How Much Are Office REITs Weighing Down the Sector?
CEOs, investors and analysts shared insights about the market and individual companies at Nareit's annual REITweek conference.
With REITs currently trading at a steep discount, this would seem like the ideal time for buyers to increase their holdings of these companies. After all, REIT portfolios are representative of the country’s best commercial real estate assets, and these firms are well governed.
However, REITs give analysts and investors a lot of pause right now—thus the low stock prices. This week, for example, Fitch Ratings reduced its 2023 U.S. REIT sector outlook to “deteriorating from neutral,” citing tighter lending conditions, and pressures on valuations and fundamentals due to high interest rates and worsening economic conditions.
Nevertheless, REIT CEOs flocked to New York this week for the chance to promote their companies and the asset class, in general, at Nareit’s REITweek conference.
“REITs provide an attractive buy opportunity,” said Lisa Palmer, Regency Centers Corp. president and CEO and the moderator of the conference’s opening panel. “Public investments adjust before private investments, and that is what we are seeing today.”
Palmer’s panelists did not share her exuberance for several reasons, including the pending recession. Green Street Advisors is predicting declines in GDP growth for the third and fourth quarters—roughly 1/2 percent growth for the third quarter and slightly above zero for the fourth, said Dirk Aulabaugh, global head of advisory.
But two consecutive quarters of low GDP growth is not the most worrisome indicator for Green Street—that condition has existed before without a recession. More concerning, Aulabaugh said, is weakening consumer spending since it “represents two-thirds of the economy.”
“That’s a big factor in determining whether we go into a recession or not,” he added.
LaSalle Investment Management has been putting the assumption of a recession into its REIT cash flow estimates since the third quarter of last year, said Lisa Kaufman, head of global solutions. Kaufman also stressed the impacts of the credit crisis, which is limiting REITs’ access to capital and transactions. Bank lending dropped 20 percent between February and April, according to Fitch. “More importantly, that capital is more expensive,” she said. Office REITs have an “acute” liquidity problem, she added.

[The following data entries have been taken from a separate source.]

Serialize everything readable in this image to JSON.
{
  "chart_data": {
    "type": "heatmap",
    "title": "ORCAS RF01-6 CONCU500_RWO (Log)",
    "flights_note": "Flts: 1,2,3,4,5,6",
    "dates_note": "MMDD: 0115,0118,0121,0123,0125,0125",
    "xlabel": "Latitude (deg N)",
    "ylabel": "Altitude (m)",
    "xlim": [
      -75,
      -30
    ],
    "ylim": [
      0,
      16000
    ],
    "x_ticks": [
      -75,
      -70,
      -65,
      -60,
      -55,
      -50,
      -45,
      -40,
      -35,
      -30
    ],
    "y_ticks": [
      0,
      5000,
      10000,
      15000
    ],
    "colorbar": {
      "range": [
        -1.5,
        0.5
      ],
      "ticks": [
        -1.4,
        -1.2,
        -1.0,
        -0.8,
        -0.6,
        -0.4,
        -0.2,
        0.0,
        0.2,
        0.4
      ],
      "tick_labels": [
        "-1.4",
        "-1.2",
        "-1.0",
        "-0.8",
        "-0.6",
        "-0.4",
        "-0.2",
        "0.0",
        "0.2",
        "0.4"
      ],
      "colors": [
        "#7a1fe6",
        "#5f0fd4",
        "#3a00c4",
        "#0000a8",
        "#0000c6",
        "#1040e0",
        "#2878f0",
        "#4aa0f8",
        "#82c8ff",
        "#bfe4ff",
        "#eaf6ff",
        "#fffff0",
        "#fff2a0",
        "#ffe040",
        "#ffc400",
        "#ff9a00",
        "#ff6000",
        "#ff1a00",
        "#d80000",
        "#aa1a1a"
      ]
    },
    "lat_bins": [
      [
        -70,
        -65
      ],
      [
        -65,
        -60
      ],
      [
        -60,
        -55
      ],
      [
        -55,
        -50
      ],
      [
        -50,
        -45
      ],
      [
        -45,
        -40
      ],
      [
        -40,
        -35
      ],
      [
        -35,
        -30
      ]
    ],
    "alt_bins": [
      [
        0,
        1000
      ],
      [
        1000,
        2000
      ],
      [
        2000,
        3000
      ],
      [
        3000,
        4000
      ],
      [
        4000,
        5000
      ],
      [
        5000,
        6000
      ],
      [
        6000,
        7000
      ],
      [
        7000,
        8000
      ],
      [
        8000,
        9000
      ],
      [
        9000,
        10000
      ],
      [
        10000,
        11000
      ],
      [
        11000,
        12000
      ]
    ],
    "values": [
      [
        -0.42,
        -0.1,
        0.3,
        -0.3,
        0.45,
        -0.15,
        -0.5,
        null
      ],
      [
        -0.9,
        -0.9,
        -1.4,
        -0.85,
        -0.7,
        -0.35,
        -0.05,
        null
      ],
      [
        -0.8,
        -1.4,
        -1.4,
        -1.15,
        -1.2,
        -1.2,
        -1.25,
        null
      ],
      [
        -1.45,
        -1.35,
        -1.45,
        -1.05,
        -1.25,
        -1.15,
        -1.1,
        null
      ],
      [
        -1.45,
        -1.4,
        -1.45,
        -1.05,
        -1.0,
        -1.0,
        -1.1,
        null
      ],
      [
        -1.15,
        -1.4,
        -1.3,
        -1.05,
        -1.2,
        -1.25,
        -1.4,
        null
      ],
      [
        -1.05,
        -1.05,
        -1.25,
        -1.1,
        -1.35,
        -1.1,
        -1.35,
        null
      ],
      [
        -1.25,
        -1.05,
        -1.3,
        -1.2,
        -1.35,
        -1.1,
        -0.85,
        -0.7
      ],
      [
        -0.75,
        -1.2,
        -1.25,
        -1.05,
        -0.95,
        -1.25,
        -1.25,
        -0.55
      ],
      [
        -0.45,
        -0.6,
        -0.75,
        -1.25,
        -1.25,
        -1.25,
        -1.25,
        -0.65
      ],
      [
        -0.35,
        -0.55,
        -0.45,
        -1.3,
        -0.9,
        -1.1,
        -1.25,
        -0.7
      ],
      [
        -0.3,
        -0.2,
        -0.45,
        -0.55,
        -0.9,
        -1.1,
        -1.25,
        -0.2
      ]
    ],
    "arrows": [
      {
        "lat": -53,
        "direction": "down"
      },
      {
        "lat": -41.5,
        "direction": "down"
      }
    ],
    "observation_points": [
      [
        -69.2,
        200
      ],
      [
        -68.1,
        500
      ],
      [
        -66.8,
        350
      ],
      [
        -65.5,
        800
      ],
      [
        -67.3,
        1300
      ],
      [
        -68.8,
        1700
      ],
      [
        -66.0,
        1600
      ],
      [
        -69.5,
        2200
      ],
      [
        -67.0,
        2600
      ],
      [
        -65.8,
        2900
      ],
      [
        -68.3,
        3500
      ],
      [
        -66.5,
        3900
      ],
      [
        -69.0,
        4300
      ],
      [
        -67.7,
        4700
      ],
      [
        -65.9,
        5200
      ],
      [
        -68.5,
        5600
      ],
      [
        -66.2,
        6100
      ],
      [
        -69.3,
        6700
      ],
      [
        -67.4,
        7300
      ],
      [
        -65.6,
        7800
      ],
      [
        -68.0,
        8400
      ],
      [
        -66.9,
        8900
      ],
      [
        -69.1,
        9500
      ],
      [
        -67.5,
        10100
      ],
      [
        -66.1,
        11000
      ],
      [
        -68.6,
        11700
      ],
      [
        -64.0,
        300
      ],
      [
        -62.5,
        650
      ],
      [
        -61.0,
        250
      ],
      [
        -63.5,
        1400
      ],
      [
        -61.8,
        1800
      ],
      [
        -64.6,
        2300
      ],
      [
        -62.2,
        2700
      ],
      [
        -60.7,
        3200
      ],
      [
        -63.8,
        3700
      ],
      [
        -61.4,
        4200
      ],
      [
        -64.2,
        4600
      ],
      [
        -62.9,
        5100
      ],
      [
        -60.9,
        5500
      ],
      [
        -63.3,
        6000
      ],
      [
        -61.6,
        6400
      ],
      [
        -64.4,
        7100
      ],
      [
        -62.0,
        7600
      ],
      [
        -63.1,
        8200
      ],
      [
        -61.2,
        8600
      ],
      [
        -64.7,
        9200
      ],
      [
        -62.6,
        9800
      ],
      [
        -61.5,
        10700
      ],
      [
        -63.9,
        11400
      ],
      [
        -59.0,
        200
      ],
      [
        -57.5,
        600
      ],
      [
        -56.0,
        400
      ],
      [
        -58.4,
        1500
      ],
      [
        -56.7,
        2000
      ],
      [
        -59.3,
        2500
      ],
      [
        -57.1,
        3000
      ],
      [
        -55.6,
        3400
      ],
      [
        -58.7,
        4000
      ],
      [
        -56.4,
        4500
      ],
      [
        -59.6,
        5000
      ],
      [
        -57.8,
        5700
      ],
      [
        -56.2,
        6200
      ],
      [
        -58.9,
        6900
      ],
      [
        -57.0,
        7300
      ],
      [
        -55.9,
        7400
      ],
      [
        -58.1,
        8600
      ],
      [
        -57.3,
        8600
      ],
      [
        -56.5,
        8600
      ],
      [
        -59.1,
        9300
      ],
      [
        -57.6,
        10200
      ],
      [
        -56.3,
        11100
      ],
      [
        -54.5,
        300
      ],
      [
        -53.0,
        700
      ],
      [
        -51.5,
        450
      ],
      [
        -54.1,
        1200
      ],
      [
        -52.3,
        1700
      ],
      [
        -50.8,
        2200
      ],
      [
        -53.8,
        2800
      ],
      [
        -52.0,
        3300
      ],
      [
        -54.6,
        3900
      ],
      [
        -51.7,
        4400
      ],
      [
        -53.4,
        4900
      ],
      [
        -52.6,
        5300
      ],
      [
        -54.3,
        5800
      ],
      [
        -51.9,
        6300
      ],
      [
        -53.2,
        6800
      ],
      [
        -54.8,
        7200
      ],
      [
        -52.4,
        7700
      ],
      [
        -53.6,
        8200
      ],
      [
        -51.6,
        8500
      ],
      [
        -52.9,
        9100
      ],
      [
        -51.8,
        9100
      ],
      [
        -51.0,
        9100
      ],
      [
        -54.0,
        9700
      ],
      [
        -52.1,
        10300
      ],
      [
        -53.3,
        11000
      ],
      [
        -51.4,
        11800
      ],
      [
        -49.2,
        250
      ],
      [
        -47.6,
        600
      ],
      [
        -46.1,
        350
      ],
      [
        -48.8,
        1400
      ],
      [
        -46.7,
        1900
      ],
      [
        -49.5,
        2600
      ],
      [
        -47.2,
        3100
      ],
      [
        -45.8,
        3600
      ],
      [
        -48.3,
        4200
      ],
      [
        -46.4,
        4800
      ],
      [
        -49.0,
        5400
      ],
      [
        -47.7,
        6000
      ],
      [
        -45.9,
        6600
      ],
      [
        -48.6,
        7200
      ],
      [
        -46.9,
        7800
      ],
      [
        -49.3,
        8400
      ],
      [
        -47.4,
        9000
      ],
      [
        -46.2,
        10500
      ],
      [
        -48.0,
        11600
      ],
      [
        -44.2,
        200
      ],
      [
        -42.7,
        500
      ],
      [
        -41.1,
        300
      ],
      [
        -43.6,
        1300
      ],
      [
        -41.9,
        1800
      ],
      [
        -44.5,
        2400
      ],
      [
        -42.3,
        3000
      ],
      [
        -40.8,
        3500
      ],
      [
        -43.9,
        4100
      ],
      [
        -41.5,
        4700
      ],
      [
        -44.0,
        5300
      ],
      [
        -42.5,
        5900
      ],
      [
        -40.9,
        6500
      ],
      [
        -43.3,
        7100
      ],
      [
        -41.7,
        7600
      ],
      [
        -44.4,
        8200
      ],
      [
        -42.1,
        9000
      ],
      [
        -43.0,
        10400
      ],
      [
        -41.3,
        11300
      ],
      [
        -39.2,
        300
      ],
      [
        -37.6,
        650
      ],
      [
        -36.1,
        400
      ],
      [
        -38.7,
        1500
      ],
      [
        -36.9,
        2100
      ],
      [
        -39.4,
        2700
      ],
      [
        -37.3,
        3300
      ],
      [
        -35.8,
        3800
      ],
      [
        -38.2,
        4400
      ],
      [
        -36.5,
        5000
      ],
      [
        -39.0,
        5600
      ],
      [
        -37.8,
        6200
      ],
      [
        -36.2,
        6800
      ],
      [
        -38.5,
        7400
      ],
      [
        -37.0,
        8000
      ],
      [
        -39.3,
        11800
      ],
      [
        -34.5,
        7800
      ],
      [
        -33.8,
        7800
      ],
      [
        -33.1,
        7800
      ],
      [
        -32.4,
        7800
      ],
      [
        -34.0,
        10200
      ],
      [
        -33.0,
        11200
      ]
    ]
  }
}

Let’s Talk About the Office
Office REITs have a lot of issues, actually. The cost of capital in the face of maturing debt and a scant transaction market are compounded by low utility rates and doubts about the asset class’s long-term future.
So it is not that surprising that office REITs have been trading at a steep discount to NAV. According to S&P, all REITs ended May at a median 23.3 percent discount to their consensus estimates for NAV per share, while office REITs were trading at a 57.7 percent discount. But it is somewhat surprising that , industrial (8.5 percent discount), residential (15.3 percent discount) and shopping center REITs (29.3 percent discount) are also trading down consider their relative strength during the current circumstances. “Those values should not be down,” Kaufman said.
REITs are definitely suffering from “sentiment contagion,” as the market generalizes pessimism about the capital markets and problems with the office market, observed JP Morgan Chase & Co. Managing Director Mark Streeter.
“Office is less than 3 percent of the NAREIT index, but look at the impact,” he said.
REITs have top-quality assets going for them, and they will have better access to capital at better rates when certainty returns to the financial and real estate markets. “REITs are going to come out running,” Streeter said. “We just have to get to the other side.”
Streeter cautioned, however, that while REITs are trading at a big discount to the private market—and, therefore, look attractive—they don’t look as cheap compared to other investments.
Brookings Institution Fellow Tracy Hadden Loh also warned of the serious implications that negative “vibes” can have, not just on commercial real estate, but on cities and the affordable housing crisis.
“I’m super worried about overall uncertainty leading banks to conclude that risk is in the air, and they shouldn’t invest or that they are already over their skis,” she said.
By the way, Loh is bullish on office and cities in general. She believes there will be more “RTO” (return to office) and that cities are recovering from the pandemic at different rates. Cities that shut down early and stayed shut down longer, such as San Francisco, are taking longer to recover, she observed. Cities that shut down for only a short time, such as Atlanta, are bouncing back faster.
So, what’s a REIT to do? Privatizations are currently not a viable option, considering where share prices and property values are, and because such transactions may require debt, Streeter noted. And he is not worried about REIT prices sinking dangerously low. “No one ever stole a REIT,” he said.
We may, however, see public-to-public (or “share-for-share”) mergers because those transactions would involve relative capital vs. actual capital, Streeter added.